Data binning, also called discrete binning or bucketing, is a data pre-processing technique used to reduce the effects of minor observation errors. The original data values which fall into a given small interval, a bin, are replaced by a value representative of that interval, often the central value. It is a form of quantization.
Statistical data binning is a way to group numbers of more or less continuous values into a smaller number of "bins". For example, if you have data about a group of people, you might want to arrange their ages into a smaller number of age intervals (for example, grouping every five years together). It can also be used in multivariate statistics, binning in several dimensions at once.

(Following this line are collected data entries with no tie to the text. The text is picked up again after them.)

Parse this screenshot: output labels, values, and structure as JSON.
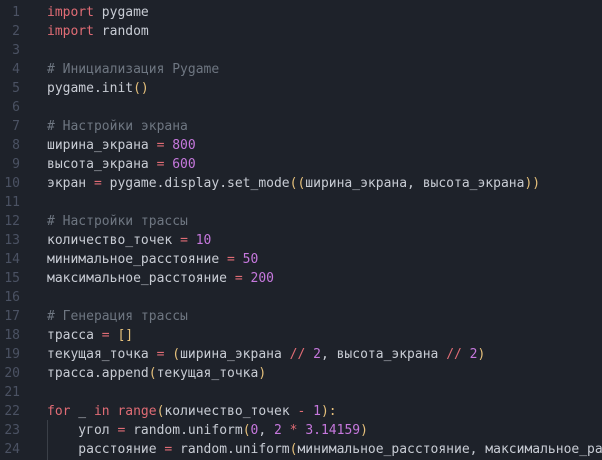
{
  "editor": {
    "lines": [
      {
        "n": "1",
        "tokens": [
          {
            "t": "import",
            "c": "kw"
          },
          {
            "t": " pygame",
            "c": "id"
          }
        ]
      },
      {
        "n": "2",
        "tokens": [
          {
            "t": "import",
            "c": "kw"
          },
          {
            "t": " random",
            "c": "id"
          }
        ]
      },
      {
        "n": "3",
        "tokens": []
      },
      {
        "n": "4",
        "tokens": [
          {
            "t": "# Инициализация Pygame",
            "c": "cm"
          }
        ]
      },
      {
        "n": "5",
        "tokens": [
          {
            "t": "pygame.init",
            "c": "id"
          },
          {
            "t": "()",
            "c": "par"
          }
        ]
      },
      {
        "n": "6",
        "tokens": []
      },
      {
        "n": "7",
        "tokens": [
          {
            "t": "# Настройки экрана",
            "c": "cm"
          }
        ]
      },
      {
        "n": "8",
        "tokens": [
          {
            "t": "ширина_экрана ",
            "c": "id"
          },
          {
            "t": "=",
            "c": "op"
          },
          {
            "t": " ",
            "c": "id"
          },
          {
            "t": "800",
            "c": "num"
          }
        ]
      },
      {
        "n": "9",
        "tokens": [
          {
            "t": "высота_экрана ",
            "c": "id"
          },
          {
            "t": "=",
            "c": "op"
          },
          {
            "t": " ",
            "c": "id"
          },
          {
            "t": "600",
            "c": "num"
          }
        ]
      },
      {
        "n": "10",
        "tokens": [
          {
            "t": "экран ",
            "c": "id"
          },
          {
            "t": "=",
            "c": "op"
          },
          {
            "t": " pygame.display.set_mode",
            "c": "id"
          },
          {
            "t": "((",
            "c": "par"
          },
          {
            "t": "ширина_экрана, высота_экрана",
            "c": "id"
          },
          {
            "t": "))",
            "c": "par"
          }
        ]
      },
      {
        "n": "11",
        "tokens": []
      },
      {
        "n": "12",
        "tokens": [
          {
            "t": "# Настройки трассы",
            "c": "cm"
          }
        ]
      },
      {
        "n": "13",
        "tokens": [
          {
            "t": "количество_точек ",
            "c": "id"
          },
          {
            "t": "=",
            "c": "op"
          },
          {
            "t": " ",
            "c": "id"
          },
          {
            "t": "10",
            "c": "num"
          }
        ]
      },
      {
        "n": "14",
        "tokens": [
          {
            "t": "минимальное_расстояние ",
            "c": "id"
          },
          {
            "t": "=",
            "c": "op"
          },
          {
            "t": " ",
            "c": "id"
          },
          {
            "t": "50",
            "c": "num"
          }
        ]
      },
      {
        "n": "15",
        "tokens": [
          {
            "t": "максимальное_расстояние ",
            "c": "id"
          },
          {
            "t": "=",
            "c": "op"
          },
          {
            "t": " ",
            "c": "id"
          },
          {
            "t": "200",
            "c": "num"
          }
        ]
      },
      {
        "n": "16",
        "tokens": []
      },
      {
        "n": "17",
        "tokens": [
          {
            "t": "# Генерация трассы",
            "c": "cm"
          }
        ]
      },
      {
        "n": "18",
        "tokens": [
          {
            "t": "трасса ",
            "c": "id"
          },
          {
            "t": "=",
            "c": "op"
          },
          {
            "t": " ",
            "c": "id"
          },
          {
            "t": "[]",
            "c": "par"
          }
        ]
      },
      {
        "n": "19",
        "tokens": [
          {
            "t": "текущая_точка ",
            "c": "id"
          },
          {
            "t": "=",
            "c": "op"
          },
          {
            "t": " ",
            "c": "id"
          },
          {
            "t": "(",
            "c": "par"
          },
          {
            "t": "ширина_экрана ",
            "c": "id"
          },
          {
            "t": "//",
            "c": "op"
          },
          {
            "t": " ",
            "c": "id"
          },
          {
            "t": "2",
            "c": "num"
          },
          {
            "t": ", высота_экрана ",
            "c": "id"
          },
          {
            "t": "//",
            "c": "op"
          },
          {
            "t": " ",
            "c": "id"
          },
          {
            "t": "2",
            "c": "num"
          },
          {
            "t": ")",
            "c": "par"
          }
        ]
      },
      {
        "n": "20",
        "tokens": [
          {
            "t": "трасса.append",
            "c": "id"
          },
          {
            "t": "(",
            "c": "par"
          },
          {
            "t": "текущая_точка",
            "c": "id"
          },
          {
            "t": ")",
            "c": "par"
          }
        ]
      },
      {
        "n": "21",
        "tokens": []
      },
      {
        "n": "22",
        "tokens": [
          {
            "t": "for",
            "c": "kw"
          },
          {
            "t": " _ ",
            "c": "id"
          },
          {
            "t": "in",
            "c": "kw"
          },
          {
            "t": " ",
            "c": "id"
          },
          {
            "t": "range",
            "c": "op"
          },
          {
            "t": "(",
            "c": "par"
          },
          {
            "t": "количество_точек ",
            "c": "id"
          },
          {
            "t": "-",
            "c": "op"
          },
          {
            "t": " ",
            "c": "id"
          },
          {
            "t": "1",
            "c": "num"
          },
          {
            "t": "):",
            "c": "par"
          }
        ]
      },
      {
        "n": "23",
        "tokens": [
          {
            "t": "    угол ",
            "c": "id"
          },
          {
            "t": "=",
            "c": "op"
          },
          {
            "t": " random.uniform",
            "c": "id"
          },
          {
            "t": "(",
            "c": "par"
          },
          {
            "t": "0",
            "c": "num"
          },
          {
            "t": ", ",
            "c": "id"
          },
          {
            "t": "2",
            "c": "num"
          },
          {
            "t": " ",
            "c": "id"
          },
          {
            "t": "*",
            "c": "op"
          },
          {
            "t": " ",
            "c": "id"
          },
          {
            "t": "3.14159",
            "c": "num"
          },
          {
            "t": ")",
            "c": "par"
          }
        ]
      },
      {
        "n": "24",
        "tokens": [
          {
            "t": "    расстояние ",
            "c": "id"
          },
          {
            "t": "=",
            "c": "op"
          },
          {
            "t": " random.uniform",
            "c": "id"
          },
          {
            "t": "(",
            "c": "par"
          },
          {
            "t": "минимальное_расстояние, максимальное_расс",
            "c": "id"
          }
        ]
      }
    ]
  }
}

In the context of image processing, binning is the procedure of combining a cluster of pixels into a single pixel. As such, in 2x2 binning, an array of 4 pixels becomes a single larger pixel, reducing the overall number of pixels.
This aggregation, although associated with loss of information, reduces the amount of data to be processed, facilitating the analysis. For instance, binning the data may also reduce the impact of read noise on the processed image (at the cost of a lower resolution).
Data binning may be used when small instrumental shifts in the spectral dimension from mass spectrometry (MS) or nuclear magnetic resonance (NMR) experiments will be falsely interpreted as representing different components, when a collection of data profiles is subjected to pattern recognition analysis. A straightforward way to cope with this problem is by using binning techniques in which the spectrum is reduced in resolution to a sufficient degree to ensure that a given peak remains in its bin despite small spectral shifts between analyses. For example, in NMR the chemical shift axis may be discretized and coarsely binned, and in MS the spectral accuracies may be rounded to integer atomic mass unit values. Also, several digital camera systems incorporate an automatic pixel binning function to improve image contrast.
Binning is also used in machine learning to speed up the decision-tree boosting method for supervised classification and regression in algorithms such as Microsoft's LightGBM and scikit-learn's Histogram-based Gradient Boosting Classification Tree.